La guerre à la concurrence est donc déclarée. A l’étranger, comme à l’intérieur des frontières bulgares. Le 10 novembre 2006, le gouvernement a accordé à LB Bulgaricum l’exclusivité de la gestion des licences. De quoi lui offrir une longueur d’avance sur de nouveaux venus. Comme Lactina, une PME d’une dizaine de salariés, qui a vu ses recettes bondir de 300 % depuis ses débuts en 2002. Et la position dominante de LB Bulgaricum n’empêche pas Georgi Georgiev, le directeur de Lactina de se montrer confiant :

"Nous misons beaucoup sur les produits dérivés de nos bactéries comme les compléments alimentaires pour les bébés ou pour les régimes. Il y a aussi le marché de l’alimentation animale pour lequel nous proposons une alternative avantageuse aux antibiotiques, désormais interdits..." Sans oublier une panoplie de petites pilules sensées aider l’organisme à lutter contre tout type de maladie. Alignées en pharmacies, elles proposent de soulager quasiment toutes les pathologies, de l’hypertension aux problèmes rénaux en passant par l’acné juvénile.

Laboratoire dernier cri

Seulement, à chacune de ces innovations correspond une souche différente de la bactérie. Du coup, pour en isoler de nouvelles, Lactina investit dans la recherche. D’abord dans un laboratoire dernier cri de 5 millions d’euros. Mais aussi en quadrillant les montagnes des Rhodopes, boîte de Pétri en main, pour dénicher les meilleures bactéries. "Nous en avons découvert dans l’écorce des arbres et même dans des fourmilières !", raconte Georgi Georgiev, qui rêve de convaincre le monde entier des bienfaits du Lactobacillus Bulgaricus.

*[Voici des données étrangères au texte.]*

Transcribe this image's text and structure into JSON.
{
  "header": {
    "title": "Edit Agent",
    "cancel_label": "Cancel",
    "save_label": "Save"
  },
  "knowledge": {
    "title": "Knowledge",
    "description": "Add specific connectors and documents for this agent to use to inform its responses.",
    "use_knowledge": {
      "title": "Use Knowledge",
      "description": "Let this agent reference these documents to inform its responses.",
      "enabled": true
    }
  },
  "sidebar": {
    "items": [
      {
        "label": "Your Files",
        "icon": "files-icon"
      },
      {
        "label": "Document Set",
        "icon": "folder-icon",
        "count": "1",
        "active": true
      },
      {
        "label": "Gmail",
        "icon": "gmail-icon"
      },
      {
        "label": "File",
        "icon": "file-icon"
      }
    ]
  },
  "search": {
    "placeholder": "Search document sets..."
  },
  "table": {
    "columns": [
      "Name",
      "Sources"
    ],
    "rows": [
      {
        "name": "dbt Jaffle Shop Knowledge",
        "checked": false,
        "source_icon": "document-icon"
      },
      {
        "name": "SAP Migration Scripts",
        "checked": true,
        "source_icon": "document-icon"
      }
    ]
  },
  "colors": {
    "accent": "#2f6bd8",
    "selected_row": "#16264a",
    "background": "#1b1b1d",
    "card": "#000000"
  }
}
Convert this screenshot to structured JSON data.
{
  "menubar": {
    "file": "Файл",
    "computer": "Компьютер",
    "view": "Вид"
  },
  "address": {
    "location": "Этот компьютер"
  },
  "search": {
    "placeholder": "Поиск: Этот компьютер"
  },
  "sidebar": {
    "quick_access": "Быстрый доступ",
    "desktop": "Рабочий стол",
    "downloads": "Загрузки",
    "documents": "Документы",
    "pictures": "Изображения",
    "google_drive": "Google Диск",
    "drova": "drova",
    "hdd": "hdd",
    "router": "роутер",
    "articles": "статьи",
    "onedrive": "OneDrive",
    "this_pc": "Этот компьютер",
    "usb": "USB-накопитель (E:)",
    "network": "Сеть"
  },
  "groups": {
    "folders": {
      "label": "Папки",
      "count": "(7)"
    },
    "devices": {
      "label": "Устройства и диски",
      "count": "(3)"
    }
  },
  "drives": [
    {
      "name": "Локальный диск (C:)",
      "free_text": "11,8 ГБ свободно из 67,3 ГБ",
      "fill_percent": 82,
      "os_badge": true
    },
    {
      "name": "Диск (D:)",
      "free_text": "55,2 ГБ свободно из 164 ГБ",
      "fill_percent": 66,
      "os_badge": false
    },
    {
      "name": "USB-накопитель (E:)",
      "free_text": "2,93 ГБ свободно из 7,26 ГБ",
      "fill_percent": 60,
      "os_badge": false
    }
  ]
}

Mais les géants de l’agroalimentaire ne l’ont pas attendu. Danone, par exemple, concocte ses propres cocktails, grâce à sa collection de 3 000 souches de ferments lactiques. Il dote son laboratoire de Palaiseau (Essonne) d’un budget annuel de 130 millions d’euros et soutient aussi les recherches menées par l’Institut Pasteur et l’Inra sur les bactéries. Avec Activia, Danone vend son bifidus actif dans 30 pays. Au point que la multinationale, leader sur le marché des produits laitiers bulgares, ne s’intéresse pas du tout au Kiselo Mlako. Et préfère vendre son Activia en Bulgarie, fabriqué sur place avec... des souches importées de France.


La grosse santé des desserts lactés

Alors que le marché mondial des produits laitiers marque le pas (-2 % par an), celui des alicaments affiche une belle santé avec une croissance annuelle de 20 % et un chiffre d’affaires estimé à 5,3 milliards d’euros en 2003. En France, ce secteur représente 3 à 4 % du marché alimentaire. En 2005, 46 % des nouveaux produits laitiers ciblaient le créneau de la santé. Après avoir rempli les gondoles de yaourts aromatisés et de desserts lactés, l’industrie s’est emparée d’un argument dans l’air du temps pour pallier la trop faible valeur ajoutée du lait.

Un argument juteux : il permet à Danone de vendre Activia, un yaourt nature enrichi au bifidus actif, 65 % plus cher qu’un pot classique. De quoi dégager des recettes en progression de 36 % en 2005. Quant au produit vedette de la même marque, Actimel, son chiffre d’affaires devrait franchir cette année le cap du milliard d’euros. Mais, Danone doit désormais composer avec l’arrivée de la grande distribution. Emboîtant le pas à Intermarché, Carrefour a lancé le mois dernier sa propre marque de yaourt santé, Reducol, concurrent direct du Danacol sur la niche des anti-cholestérol.